Mary Baker Engen Restoration Hangar

Amelia Earhart set two of her many aviation records in this bright red Lockheed 5B Vega. In 1932 she flew it alone across the Atlantic Ocean, then flew it nonstop across the United States-both firsts for a woman.

Introduced in 1927, the Vega was the first product of designer Jack Northrop and Allan Loughead's Lockheed Aircraft Company. Sturdy, roomy, streamlined and fast, the innovative Vega became favored by pilots seeking to set speed and distance records. It sported a cantilever (internally braced) one-piece spruce wing and a spruce veneer monocoque fuselage (a molded shell without internal bracing), which increased overall strength and reduced weight.

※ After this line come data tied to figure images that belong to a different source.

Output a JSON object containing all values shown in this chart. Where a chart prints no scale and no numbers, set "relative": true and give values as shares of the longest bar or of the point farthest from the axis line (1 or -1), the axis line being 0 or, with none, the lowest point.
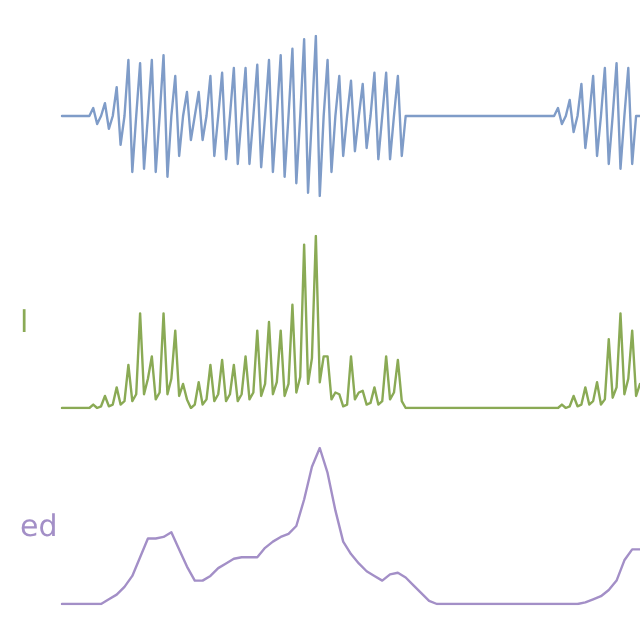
{
  "chart_data": [
    {
      "type": "line",
      "relative": true,
      "marker": "none",
      "line_style": "solid",
      "categories": [
        null,
        null,
        null,
        null,
        null,
        null,
        null,
        null,
        null,
        null,
        null,
        null,
        null,
        null,
        null,
        null,
        null,
        null,
        null,
        null,
        null,
        null,
        null,
        null,
        null,
        null,
        null,
        null,
        null,
        null,
        null,
        null,
        null,
        null,
        null,
        null,
        null,
        null,
        null,
        null,
        null,
        null,
        null,
        null,
        null,
        null,
        null,
        null,
        null,
        null,
        null,
        null,
        null,
        null,
        null,
        null,
        null,
        null,
        null,
        null,
        null,
        null,
        null,
        null,
        null,
        null,
        null,
        null,
        null,
        null,
        null,
        null,
        null,
        null,
        null,
        null,
        null,
        null,
        null,
        null,
        null,
        null,
        null,
        null,
        null,
        null,
        null,
        null,
        null,
        null,
        null,
        null,
        null,
        null,
        null,
        null,
        null,
        null,
        null,
        null,
        null,
        null,
        null,
        null,
        null,
        null,
        null,
        null,
        null,
        null,
        null,
        null,
        null,
        null,
        null,
        null,
        null,
        null,
        null,
        null,
        null,
        null,
        null,
        null,
        null,
        null,
        null,
        null,
        null,
        null,
        null,
        null,
        null,
        null,
        null,
        null,
        null,
        null,
        null,
        null,
        null,
        null,
        null,
        null,
        null,
        null,
        null,
        null,
        null
      ],
      "series": [
        {
          "color": "#7f9cc8",
          "values": [
            0.5,
            0.5,
            0.5,
            0.5,
            0.5,
            0.5,
            0.5,
            0.5,
            0.55,
            0.45,
            0.5,
            0.58,
            0.42,
            0.5,
            0.68,
            0.32,
            0.5,
            0.85,
            0.15,
            0.5,
            0.83,
            0.17,
            0.5,
            0.85,
            0.15,
            0.5,
            0.88,
            0.12,
            0.5,
            0.75,
            0.25,
            0.5,
            0.65,
            0.35,
            0.5,
            0.65,
            0.35,
            0.5,
            0.75,
            0.25,
            0.5,
            0.77,
            0.23,
            0.5,
            0.8,
            0.2,
            0.5,
            0.8,
            0.2,
            0.5,
            0.82,
            0.18,
            0.5,
            0.85,
            0.15,
            0.5,
            0.88,
            0.12,
            0.5,
            0.92,
            0.08,
            0.5,
            0.98,
            0.02,
            0.5,
            1,
            0,
            0.5,
            0.85,
            0.15,
            0.5,
            0.75,
            0.25,
            0.5,
            0.72,
            0.28,
            0.5,
            0.7,
            0.3,
            0.5,
            0.77,
            0.23,
            0.5,
            0.77,
            0.23,
            0.5,
            0.75,
            0.25,
            0.5,
            0.5,
            0.5,
            0.5,
            0.5,
            0.5,
            0.5,
            0.5,
            0.5,
            0.5,
            0.5,
            0.5,
            0.5,
            0.5,
            0.5,
            0.5,
            0.5,
            0.5,
            0.5,
            0.5,
            0.5,
            0.5,
            0.5,
            0.5,
            0.5,
            0.5,
            0.5,
            0.5,
            0.5,
            0.5,
            0.5,
            0.5,
            0.5,
            0.5,
            0.5,
            0.5,
            0.5,
            0.5,
            0.5,
            0.55,
            0.45,
            0.5,
            0.6,
            0.4,
            0.5,
            0.7,
            0.3,
            0.5,
            0.75,
            0.25,
            0.5,
            0.8,
            0.2,
            0.5,
            0.83,
            0.17,
            0.5,
            0.8,
            0.2,
            0.5,
            0.5
          ]
        }
      ]
    },
    {
      "type": "line",
      "relative": true,
      "marker": "none",
      "line_style": "solid",
      "categories": [
        null,
        null,
        null,
        null,
        null,
        null,
        null,
        null,
        null,
        null,
        null,
        null,
        null,
        null,
        null,
        null,
        null,
        null,
        null,
        null,
        null,
        null,
        null,
        null,
        null,
        null,
        null,
        null,
        null,
        null,
        null,
        null,
        null,
        null,
        null,
        null,
        null,
        null,
        null,
        null,
        null,
        null,
        null,
        null,
        null,
        null,
        null,
        null,
        null,
        null,
        null,
        null,
        null,
        null,
        null,
        null,
        null,
        null,
        null,
        null,
        null,
        null,
        null,
        null,
        null,
        null,
        null,
        null,
        null,
        null,
        null,
        null,
        null,
        null,
        null,
        null,
        null,
        null,
        null,
        null,
        null,
        null,
        null,
        null,
        null,
        null,
        null,
        null,
        null,
        null,
        null,
        null,
        null,
        null,
        null,
        null,
        null,
        null,
        null,
        null,
        null,
        null,
        null,
        null,
        null,
        null,
        null,
        null,
        null,
        null,
        null,
        null,
        null,
        null,
        null,
        null,
        null,
        null,
        null,
        null,
        null,
        null,
        null,
        null,
        null,
        null,
        null,
        null,
        null,
        null,
        null,
        null,
        null,
        null,
        null,
        null,
        null,
        null,
        null,
        null,
        null,
        null,
        null,
        null,
        null,
        null,
        null,
        null,
        null
      ],
      "series": [
        {
          "name": "l",
          "color": "#8aaa55",
          "values": [
            0,
            0,
            0,
            0,
            0,
            0,
            0,
            0,
            0.02,
            0,
            0.01,
            0.07,
            0.01,
            0.02,
            0.12,
            0.02,
            0.04,
            0.25,
            0.04,
            0.08,
            0.55,
            0.08,
            0.17,
            0.3,
            0.05,
            0.09,
            0.55,
            0.08,
            0.17,
            0.45,
            0.07,
            0.14,
            0.05,
            0,
            0.02,
            0.15,
            0.02,
            0.05,
            0.25,
            0.04,
            0.08,
            0.28,
            0.04,
            0.08,
            0.25,
            0.04,
            0.08,
            0.3,
            0.05,
            0.09,
            0.45,
            0.07,
            0.14,
            0.5,
            0.08,
            0.15,
            0.45,
            0.07,
            0.14,
            0.6,
            0.09,
            0.18,
            0.95,
            0.14,
            0.29,
            1,
            0.15,
            0.3,
            0.3,
            0.05,
            0.09,
            0.08,
            0.01,
            0.02,
            0.3,
            0.05,
            0.09,
            0.1,
            0.02,
            0.03,
            0.12,
            0.02,
            0.04,
            0.3,
            0.05,
            0.09,
            0.28,
            0.04,
            0,
            0,
            0,
            0,
            0,
            0,
            0,
            0,
            0,
            0,
            0,
            0,
            0,
            0,
            0,
            0,
            0,
            0,
            0,
            0,
            0,
            0,
            0,
            0,
            0,
            0,
            0,
            0,
            0,
            0,
            0,
            0,
            0,
            0,
            0,
            0,
            0,
            0,
            0,
            0,
            0.02,
            0,
            0.01,
            0.07,
            0.01,
            0.02,
            0.12,
            0.02,
            0.04,
            0.15,
            0.02,
            0.05,
            0.4,
            0.06,
            0.12,
            0.55,
            0.08,
            0.17,
            0.45,
            0.07,
            0.14
          ]
        }
      ]
    },
    {
      "type": "line",
      "relative": true,
      "marker": "none",
      "line_style": "solid",
      "categories": [
        null,
        null,
        null,
        null,
        null,
        null,
        null,
        null,
        null,
        null,
        null,
        null,
        null,
        null,
        null,
        null,
        null,
        null,
        null,
        null,
        null,
        null,
        null,
        null,
        null,
        null,
        null,
        null,
        null,
        null,
        null,
        null,
        null,
        null,
        null,
        null,
        null,
        null,
        null,
        null,
        null,
        null,
        null,
        null,
        null,
        null,
        null,
        null,
        null,
        null,
        null,
        null,
        null,
        null,
        null,
        null,
        null,
        null,
        null,
        null,
        null,
        null,
        null,
        null,
        null,
        null,
        null,
        null,
        null,
        null,
        null,
        null,
        null,
        null,
        null
      ],
      "series": [
        {
          "name": "ed",
          "color": "#a38fc7",
          "values": [
            0,
            0,
            0,
            0,
            0,
            0,
            0.03,
            0.06,
            0.11,
            0.18,
            0.3,
            0.42,
            0.42,
            0.43,
            0.46,
            0.35,
            0.24,
            0.15,
            0.15,
            0.18,
            0.23,
            0.26,
            0.29,
            0.3,
            0.3,
            0.3,
            0.36,
            0.4,
            0.43,
            0.45,
            0.5,
            0.67,
            0.88,
            1,
            0.84,
            0.6,
            0.4,
            0.32,
            0.26,
            0.21,
            0.18,
            0.15,
            0.19,
            0.2,
            0.17,
            0.12,
            0.07,
            0.02,
            0,
            0,
            0,
            0,
            0,
            0,
            0,
            0,
            0,
            0,
            0,
            0,
            0,
            0,
            0,
            0,
            0,
            0,
            0,
            0.01,
            0.03,
            0.05,
            0.09,
            0.15,
            0.28,
            0.35,
            0.35
          ]
        }
      ]
    }
  ]
}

A NACA engine cowling and wheel pants reduced drag and provided streamline style.

Amelia Earhart bought this 5B Vega in 1930 and called it her "Little Red Bus." After a nose-over accident later that year, the fuselage was replaced and strengthened to carry extra fuel tanks. Three types of compasses, a drift indicator, and a more powerful engine were also installed.

On May 20-21, 1932, flying in this airplane, Earhart became the first woman (and the only person since Charles Lindbergh) to fly nonstop and alone across the Atlantic Ocean. She took off from Harbor Grace, Newfoundland, Canada and landed 15 hours and 2,026 miles later in a field near Londonderry, Northern Ireland. The feat made Earhart an instant worldwide sensation and proved she was a courageous and able pilot.

Later that year, Earhart flew the Vega to another record. On August 24-25, she made the first solo, nonstop flight by a woman across the United States, from Los Angeles to Newark, New Jersey. The flight covered a distance of 2,447 miles and lasted about 19 hours.

Earhart sold her 5B Vega to Philadelphia's Franklin Institute in 1933 after purchasing a new Lockheed 5C Vega. The Smithsonian acquired it in 1966.